Melissa Naschenweng (35) spricht im krone.tv-Podcast "Message. Macht. Medien" ungewohnt offen über gesellschaftliche Themen – und sorgt mit ihren Aussagen für Aufsehen. Vor allem bei Gendern und Frauensicherheit nimmt die Schlagersängerin kein Blatt vor den Mund.
Als Polit-Insider Gerald Fleischmann sie fragt, ob sie sich bei öffentlichen Debatten bewusst zurückhalte, um keine Fans zu verlieren, kommt schnell das Thema Gendern zur Sprache. Melissa gibt offen zu, dass sie sich mit gendergerechter Sprache nicht wohlfühle.
"Ich fühle mich trotzdem gleich viel wert, obwohl ich oft einmal auf das Gendern verzichte, oder eigentlich immer", erklärt die Kärntnerin ehrlich. Oft denke sie sich selbst: "Ich weiß gar nicht mehr, ob das grammatikalisch richtig ist."
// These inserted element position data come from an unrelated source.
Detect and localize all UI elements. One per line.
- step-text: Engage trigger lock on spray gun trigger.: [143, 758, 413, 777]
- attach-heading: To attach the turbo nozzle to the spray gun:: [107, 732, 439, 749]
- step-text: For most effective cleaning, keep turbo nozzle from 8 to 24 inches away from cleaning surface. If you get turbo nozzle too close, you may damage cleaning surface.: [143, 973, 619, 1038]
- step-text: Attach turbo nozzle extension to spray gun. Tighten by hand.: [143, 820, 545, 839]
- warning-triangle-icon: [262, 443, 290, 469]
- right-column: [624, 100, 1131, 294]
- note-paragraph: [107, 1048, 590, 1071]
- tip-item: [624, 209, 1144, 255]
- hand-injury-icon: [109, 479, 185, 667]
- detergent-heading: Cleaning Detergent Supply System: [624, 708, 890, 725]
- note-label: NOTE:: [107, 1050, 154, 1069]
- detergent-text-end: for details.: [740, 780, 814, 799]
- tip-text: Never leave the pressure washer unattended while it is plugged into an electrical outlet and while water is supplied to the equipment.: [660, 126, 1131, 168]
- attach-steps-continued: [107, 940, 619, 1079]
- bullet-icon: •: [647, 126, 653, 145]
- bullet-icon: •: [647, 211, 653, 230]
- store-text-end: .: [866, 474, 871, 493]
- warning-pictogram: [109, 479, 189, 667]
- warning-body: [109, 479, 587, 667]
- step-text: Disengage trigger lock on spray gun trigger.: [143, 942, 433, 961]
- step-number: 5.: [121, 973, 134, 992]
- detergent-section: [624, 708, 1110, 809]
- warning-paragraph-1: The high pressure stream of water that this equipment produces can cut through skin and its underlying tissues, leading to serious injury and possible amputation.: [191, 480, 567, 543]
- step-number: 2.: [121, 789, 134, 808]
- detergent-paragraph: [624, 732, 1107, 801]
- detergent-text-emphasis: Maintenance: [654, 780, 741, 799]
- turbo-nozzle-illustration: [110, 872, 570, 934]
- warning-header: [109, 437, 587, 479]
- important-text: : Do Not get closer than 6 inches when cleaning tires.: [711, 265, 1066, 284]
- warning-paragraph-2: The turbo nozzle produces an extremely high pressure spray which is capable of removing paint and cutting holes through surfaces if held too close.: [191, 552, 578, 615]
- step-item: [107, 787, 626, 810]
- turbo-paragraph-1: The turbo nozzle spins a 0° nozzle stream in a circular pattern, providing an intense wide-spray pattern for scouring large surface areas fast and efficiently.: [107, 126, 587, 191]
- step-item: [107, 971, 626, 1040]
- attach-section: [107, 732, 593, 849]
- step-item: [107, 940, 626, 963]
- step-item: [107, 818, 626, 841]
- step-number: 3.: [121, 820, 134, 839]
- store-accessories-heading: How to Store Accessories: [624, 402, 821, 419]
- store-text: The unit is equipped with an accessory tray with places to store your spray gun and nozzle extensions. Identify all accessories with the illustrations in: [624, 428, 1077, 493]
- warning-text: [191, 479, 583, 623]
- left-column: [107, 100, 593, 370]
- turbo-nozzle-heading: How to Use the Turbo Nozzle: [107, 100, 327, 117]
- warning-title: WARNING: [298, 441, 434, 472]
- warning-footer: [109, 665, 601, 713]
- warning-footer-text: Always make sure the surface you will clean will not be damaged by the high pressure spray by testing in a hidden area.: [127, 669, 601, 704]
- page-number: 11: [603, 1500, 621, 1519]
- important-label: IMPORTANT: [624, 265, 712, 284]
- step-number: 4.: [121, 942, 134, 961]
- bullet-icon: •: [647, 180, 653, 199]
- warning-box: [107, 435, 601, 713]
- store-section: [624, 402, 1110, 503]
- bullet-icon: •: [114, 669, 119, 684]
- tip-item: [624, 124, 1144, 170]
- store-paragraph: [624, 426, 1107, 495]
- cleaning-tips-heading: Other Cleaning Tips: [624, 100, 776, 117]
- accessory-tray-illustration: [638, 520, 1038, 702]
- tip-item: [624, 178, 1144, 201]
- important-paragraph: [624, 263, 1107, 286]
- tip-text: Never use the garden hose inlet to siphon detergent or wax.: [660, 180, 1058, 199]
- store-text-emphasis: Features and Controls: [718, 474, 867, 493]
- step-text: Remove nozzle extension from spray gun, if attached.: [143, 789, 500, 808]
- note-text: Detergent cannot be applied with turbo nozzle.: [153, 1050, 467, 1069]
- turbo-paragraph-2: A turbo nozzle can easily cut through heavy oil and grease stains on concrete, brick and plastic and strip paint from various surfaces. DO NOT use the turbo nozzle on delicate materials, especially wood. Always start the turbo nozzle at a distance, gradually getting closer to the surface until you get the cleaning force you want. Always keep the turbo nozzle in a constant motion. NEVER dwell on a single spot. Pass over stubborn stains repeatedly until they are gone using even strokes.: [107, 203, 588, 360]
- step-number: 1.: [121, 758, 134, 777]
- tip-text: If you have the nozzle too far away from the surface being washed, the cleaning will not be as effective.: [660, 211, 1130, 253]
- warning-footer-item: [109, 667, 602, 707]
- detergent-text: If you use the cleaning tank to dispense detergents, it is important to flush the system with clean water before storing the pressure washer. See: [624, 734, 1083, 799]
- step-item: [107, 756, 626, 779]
Besonders emotional wird Melissa beim Thema Frauensicherheit. Auf die Frage, ob sie sich nachts in Städten wie Wien, Graz oder Linz sicher fühle, antwortet sie schonungslos ehrlich: "Ich habe Angst und ich finde, dass es schade ist, dass man in einem eigenen Land Angst haben muss. Ich fühle mich als Frau allein nicht sicher."
Auch zur damaligen Diskussion rund um Andreas Gabalier und die Bundeshymne ohne die Zeile "Heimat großer Töchter" hat Naschenweng eine eindeutige Haltung: "Ich habe das nie schlimm gefunden. Dann hat er es halt so gesungen, wie er es gelernt hat. Ich fühle mich deswegen nicht diskriminiert als Frau", sagt die Sängerin.